Founded by London-born writer, Phoebe Lovatt, in 2015, The WW Club is an online platform and community for women working in creative industries. The name, The Working Women’s Club plays homage to the traditional working men’s clubs, which have an established history in England as places where men, and only men, would socialize and interact with one another. Offering advice on all topics, from receiving an investment for your start-up, to self-love, self-care, cocktail hours, and everything in between, this is a one-stop female powerhouse.

What do they do?
Lovatt dedicates her time to hosting events in cities all over the world. London, Paris, New York, LA and Taipei have all been lucky recipients, so far. She also creates content in the form of newsletters, blog posts, and regular podcasts episodes, which she shares on the club’s website.

How much is a membership?
At just $9 per month, which comes with the most adorable millennial pink membership card, it would be rude not to become a member. The WW Club is the international girl gang you never knew you needed, with members including designer Sandy Liang, WAH London founder Sharmadean Read and Ann Friedman.

New Women Space

New Women Space New Women Space

What is it?
A space owned by women, for women; what more could you wish for? As the brainchild of Sandra Hong and Melissa Wong, this East Williamsburg haunt is the ultimate girl power destination. With both ladies hailing from organizations that aim to unite women, creating one of their own was just the next logical step.
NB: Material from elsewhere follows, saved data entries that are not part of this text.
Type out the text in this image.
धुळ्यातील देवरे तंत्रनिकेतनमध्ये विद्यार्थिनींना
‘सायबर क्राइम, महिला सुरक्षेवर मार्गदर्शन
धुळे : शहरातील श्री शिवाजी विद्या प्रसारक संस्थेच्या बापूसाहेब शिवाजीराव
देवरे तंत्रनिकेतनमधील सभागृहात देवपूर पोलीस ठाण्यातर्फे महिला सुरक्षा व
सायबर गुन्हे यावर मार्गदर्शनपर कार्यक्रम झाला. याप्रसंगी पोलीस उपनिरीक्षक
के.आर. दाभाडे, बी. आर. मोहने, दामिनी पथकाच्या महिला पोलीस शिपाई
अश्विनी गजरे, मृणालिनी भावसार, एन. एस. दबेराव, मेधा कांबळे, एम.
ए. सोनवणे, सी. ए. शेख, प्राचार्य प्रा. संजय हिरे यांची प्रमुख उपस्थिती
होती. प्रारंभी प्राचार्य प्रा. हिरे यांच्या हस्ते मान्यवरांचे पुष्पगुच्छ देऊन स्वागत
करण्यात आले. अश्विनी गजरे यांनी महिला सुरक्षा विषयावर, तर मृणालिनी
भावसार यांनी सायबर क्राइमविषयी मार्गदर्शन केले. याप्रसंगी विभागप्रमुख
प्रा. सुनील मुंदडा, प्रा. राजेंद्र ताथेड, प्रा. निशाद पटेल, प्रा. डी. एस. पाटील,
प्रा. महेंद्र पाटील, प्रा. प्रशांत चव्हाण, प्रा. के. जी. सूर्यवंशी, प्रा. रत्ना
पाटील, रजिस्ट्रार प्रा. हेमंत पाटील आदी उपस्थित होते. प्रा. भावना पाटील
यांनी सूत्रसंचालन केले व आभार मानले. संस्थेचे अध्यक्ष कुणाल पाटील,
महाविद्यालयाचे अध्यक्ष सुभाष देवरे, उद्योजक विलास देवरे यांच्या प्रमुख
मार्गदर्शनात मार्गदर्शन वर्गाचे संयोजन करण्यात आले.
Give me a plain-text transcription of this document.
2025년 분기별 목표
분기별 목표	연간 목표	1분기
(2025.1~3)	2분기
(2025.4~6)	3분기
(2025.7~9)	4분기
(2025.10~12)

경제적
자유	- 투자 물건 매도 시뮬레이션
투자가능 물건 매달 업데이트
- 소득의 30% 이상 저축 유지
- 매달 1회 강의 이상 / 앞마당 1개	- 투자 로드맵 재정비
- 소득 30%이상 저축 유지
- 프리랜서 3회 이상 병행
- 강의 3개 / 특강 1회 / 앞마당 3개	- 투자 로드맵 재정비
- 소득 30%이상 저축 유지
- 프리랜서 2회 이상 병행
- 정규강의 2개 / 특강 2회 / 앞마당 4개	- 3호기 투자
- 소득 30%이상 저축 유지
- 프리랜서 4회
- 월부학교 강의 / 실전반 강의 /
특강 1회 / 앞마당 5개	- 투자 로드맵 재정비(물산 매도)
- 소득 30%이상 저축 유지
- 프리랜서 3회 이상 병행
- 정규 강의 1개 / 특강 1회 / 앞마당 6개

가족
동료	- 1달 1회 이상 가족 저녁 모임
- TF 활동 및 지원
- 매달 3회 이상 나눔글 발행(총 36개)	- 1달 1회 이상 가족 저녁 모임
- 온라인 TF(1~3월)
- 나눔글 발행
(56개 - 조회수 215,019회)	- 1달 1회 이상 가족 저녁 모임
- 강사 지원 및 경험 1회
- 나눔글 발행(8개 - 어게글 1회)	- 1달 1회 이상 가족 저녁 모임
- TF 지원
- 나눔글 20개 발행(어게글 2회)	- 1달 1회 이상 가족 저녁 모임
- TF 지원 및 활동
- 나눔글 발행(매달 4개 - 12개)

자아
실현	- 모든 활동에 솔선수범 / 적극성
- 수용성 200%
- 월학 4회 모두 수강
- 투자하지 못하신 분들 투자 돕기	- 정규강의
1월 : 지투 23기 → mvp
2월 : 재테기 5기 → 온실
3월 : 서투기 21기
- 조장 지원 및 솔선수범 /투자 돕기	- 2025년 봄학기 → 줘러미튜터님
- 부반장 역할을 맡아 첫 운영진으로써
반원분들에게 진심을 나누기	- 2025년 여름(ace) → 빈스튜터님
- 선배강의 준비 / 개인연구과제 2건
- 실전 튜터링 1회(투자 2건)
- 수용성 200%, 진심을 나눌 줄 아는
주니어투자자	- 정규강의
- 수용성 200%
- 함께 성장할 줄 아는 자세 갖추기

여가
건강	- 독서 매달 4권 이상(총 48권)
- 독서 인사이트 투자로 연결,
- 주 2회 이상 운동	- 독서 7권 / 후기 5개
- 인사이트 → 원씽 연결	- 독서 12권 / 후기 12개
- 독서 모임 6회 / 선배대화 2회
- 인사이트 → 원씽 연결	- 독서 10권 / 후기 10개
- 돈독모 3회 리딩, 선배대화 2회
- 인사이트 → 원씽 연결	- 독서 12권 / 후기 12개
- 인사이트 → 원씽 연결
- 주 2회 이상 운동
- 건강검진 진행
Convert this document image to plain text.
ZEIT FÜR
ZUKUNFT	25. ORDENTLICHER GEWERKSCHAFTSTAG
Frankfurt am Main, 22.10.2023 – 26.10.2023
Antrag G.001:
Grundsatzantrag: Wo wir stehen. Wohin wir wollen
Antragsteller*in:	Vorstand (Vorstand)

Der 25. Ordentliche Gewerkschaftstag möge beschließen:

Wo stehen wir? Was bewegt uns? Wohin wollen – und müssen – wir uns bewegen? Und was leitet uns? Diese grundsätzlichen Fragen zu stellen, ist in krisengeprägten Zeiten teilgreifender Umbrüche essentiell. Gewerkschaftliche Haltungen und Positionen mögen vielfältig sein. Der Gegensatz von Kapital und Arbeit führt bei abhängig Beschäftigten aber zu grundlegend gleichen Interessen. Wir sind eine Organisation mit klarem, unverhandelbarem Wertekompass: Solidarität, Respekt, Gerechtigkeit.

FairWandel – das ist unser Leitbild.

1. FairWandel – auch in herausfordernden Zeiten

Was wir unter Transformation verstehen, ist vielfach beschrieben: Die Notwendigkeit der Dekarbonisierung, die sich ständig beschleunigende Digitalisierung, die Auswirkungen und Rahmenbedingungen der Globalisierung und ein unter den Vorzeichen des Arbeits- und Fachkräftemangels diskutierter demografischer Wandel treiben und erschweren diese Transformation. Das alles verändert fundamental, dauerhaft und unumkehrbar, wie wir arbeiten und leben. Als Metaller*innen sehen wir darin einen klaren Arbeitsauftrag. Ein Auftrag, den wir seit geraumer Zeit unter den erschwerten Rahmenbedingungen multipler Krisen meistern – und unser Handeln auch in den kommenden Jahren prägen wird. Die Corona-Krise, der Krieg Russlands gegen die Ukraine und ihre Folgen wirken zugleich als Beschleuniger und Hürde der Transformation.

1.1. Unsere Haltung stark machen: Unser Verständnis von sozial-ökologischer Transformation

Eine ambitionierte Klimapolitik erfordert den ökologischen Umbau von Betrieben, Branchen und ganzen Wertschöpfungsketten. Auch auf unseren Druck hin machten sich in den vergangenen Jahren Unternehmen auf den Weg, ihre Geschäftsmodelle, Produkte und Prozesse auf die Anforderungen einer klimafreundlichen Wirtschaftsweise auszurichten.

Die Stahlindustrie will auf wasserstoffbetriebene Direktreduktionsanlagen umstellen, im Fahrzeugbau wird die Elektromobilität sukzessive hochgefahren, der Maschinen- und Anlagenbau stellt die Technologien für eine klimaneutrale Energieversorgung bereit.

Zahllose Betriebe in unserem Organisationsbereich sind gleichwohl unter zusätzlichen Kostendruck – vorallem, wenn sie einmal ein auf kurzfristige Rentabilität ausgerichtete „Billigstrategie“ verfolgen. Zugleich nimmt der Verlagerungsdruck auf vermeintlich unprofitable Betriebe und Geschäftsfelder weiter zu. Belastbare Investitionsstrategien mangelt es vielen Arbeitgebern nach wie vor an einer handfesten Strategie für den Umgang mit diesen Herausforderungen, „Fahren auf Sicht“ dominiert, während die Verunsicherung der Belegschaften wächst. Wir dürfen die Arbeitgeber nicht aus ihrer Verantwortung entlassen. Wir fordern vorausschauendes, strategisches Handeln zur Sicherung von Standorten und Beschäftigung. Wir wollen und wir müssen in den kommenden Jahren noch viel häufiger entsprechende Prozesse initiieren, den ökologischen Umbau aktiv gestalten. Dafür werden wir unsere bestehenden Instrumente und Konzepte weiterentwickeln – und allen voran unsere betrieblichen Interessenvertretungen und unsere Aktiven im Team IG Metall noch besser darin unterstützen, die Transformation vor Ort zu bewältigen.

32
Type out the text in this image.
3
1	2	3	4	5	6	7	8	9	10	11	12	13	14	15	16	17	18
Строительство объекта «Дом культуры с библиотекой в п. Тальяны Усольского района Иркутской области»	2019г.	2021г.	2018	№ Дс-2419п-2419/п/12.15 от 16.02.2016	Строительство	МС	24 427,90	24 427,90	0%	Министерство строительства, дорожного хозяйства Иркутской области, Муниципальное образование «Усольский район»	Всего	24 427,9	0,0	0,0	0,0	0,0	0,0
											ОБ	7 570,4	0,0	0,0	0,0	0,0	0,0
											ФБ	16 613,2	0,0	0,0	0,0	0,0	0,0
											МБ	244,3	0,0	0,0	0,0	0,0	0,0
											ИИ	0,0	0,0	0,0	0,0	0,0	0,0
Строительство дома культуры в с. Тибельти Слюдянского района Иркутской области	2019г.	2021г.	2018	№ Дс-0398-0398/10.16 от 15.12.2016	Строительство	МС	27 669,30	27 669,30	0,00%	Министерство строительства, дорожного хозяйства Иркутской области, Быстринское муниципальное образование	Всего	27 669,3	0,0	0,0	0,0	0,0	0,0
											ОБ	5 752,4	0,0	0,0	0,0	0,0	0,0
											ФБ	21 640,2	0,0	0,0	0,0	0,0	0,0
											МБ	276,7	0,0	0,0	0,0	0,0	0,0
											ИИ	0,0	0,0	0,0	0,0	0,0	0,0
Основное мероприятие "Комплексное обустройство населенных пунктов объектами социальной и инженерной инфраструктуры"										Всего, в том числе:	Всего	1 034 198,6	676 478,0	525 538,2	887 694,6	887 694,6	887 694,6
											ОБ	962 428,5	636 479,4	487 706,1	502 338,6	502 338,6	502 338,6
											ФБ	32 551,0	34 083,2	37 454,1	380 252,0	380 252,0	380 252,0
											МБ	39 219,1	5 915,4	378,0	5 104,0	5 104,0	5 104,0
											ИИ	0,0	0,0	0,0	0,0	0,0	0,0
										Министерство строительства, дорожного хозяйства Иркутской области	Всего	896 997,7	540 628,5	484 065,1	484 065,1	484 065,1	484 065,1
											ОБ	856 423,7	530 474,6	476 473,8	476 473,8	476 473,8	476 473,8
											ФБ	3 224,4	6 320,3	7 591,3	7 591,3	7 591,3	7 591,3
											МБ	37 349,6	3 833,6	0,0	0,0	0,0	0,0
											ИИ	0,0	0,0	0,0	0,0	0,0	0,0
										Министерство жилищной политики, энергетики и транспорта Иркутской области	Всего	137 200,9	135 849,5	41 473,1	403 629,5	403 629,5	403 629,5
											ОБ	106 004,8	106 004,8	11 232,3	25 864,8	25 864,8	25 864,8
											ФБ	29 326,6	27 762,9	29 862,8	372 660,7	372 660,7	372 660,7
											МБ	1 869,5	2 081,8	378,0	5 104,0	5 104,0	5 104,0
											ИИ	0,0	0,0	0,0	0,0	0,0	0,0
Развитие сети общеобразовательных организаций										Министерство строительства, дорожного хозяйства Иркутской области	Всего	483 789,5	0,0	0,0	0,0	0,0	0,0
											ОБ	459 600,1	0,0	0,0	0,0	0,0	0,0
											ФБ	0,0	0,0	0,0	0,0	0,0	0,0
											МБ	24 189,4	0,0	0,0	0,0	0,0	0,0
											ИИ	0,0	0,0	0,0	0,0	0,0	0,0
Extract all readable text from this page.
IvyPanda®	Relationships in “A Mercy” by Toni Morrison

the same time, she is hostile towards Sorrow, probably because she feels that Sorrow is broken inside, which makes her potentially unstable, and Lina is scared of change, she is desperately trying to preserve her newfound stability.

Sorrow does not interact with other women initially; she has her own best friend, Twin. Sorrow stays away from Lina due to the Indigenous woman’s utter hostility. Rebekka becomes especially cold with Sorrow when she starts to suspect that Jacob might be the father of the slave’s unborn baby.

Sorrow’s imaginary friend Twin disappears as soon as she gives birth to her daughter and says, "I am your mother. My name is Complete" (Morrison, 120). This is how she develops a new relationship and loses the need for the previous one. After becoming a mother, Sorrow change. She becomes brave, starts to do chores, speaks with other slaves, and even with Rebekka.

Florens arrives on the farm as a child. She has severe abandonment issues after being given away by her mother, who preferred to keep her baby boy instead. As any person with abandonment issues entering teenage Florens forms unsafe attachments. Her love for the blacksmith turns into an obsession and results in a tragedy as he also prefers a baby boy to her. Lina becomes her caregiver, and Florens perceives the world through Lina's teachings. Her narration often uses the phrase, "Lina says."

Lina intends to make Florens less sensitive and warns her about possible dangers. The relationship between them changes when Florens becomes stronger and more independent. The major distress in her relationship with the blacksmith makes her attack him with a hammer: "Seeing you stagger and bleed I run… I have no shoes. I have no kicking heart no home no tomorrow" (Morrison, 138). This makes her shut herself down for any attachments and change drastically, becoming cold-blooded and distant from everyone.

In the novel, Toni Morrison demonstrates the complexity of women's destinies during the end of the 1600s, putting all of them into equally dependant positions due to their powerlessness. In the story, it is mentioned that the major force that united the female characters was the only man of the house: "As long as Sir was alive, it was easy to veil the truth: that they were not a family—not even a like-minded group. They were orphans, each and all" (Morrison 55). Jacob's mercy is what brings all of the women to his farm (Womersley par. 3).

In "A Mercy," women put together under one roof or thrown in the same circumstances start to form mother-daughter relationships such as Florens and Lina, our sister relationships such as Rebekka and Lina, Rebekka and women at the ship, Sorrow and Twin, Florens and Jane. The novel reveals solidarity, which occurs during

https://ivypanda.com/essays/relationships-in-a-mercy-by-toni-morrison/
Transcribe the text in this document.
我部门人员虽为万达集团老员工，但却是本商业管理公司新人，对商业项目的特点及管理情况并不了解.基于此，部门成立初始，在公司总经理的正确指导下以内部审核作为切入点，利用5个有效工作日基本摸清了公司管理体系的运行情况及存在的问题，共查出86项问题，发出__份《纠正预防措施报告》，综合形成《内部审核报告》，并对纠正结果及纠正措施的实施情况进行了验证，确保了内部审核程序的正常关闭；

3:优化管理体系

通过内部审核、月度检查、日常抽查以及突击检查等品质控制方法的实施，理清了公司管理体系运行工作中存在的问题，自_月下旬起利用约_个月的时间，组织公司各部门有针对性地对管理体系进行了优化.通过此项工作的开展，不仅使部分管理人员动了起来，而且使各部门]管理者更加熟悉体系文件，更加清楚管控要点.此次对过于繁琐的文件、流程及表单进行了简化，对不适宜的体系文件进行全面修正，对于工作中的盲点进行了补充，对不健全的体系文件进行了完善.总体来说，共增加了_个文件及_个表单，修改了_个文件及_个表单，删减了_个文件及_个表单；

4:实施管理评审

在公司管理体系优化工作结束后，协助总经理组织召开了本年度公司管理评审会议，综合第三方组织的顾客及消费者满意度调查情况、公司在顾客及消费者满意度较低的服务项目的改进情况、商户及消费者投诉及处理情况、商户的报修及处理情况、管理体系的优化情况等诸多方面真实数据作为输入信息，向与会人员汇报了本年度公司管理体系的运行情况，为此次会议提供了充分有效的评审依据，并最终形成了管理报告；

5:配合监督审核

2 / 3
The two decided to take the plunge after finding an affordable location and launched New Women Space in 2016.

What do they do?
The space hosts a multitude of events throughout the year, each of which responds to the various social inequalities women face. With programs being led by women, trans and gender non-conforming identifying individuals, this is the ultimate safe-haven.

How much is a membership?
The annual fee of $125 gives you access to all of the NWS events. Alternatively, for $100 per month, you can buy a co-working membership, which provides access to the space between 10 a.m. and 6 p.m. on Mondays, Wednesdays and Fridays; this friendly office is stocked with free tea and coffee and has complimentary wifi.

Hera Hub

Hera Hub, Sorrento Valley Hera Hub

What is it?
Sharing its name with the Greek goddess of women, Hera Hub, is an international franchise of workplaces for female entrepreneurs. Founded by Felena Hanson in 2011, and born out of her desire for a physical female work community, the international girls-only base provides access to meeting spaces, educational workshops and the opportunity to network with other business owners.

What do they do?
As the first female-focused co-working space to set up shop on the East and West Coast, Hera Hub offers physical co-working spaces for women across America. Upcoming Hera Hub locations include London, Sweden and Western Europe. And, in a bid to make members feel included and loved, they host monthly events, including wine tasting, happy hour and lunch.

How much is a membership?
Given the fact that Hera Hub calls several different locations home, membership prices vary, depending on the city. You can, however, become a member of Washington D.C.’s branch for as little as $89 p/month.

So, tell me again, who runs the world?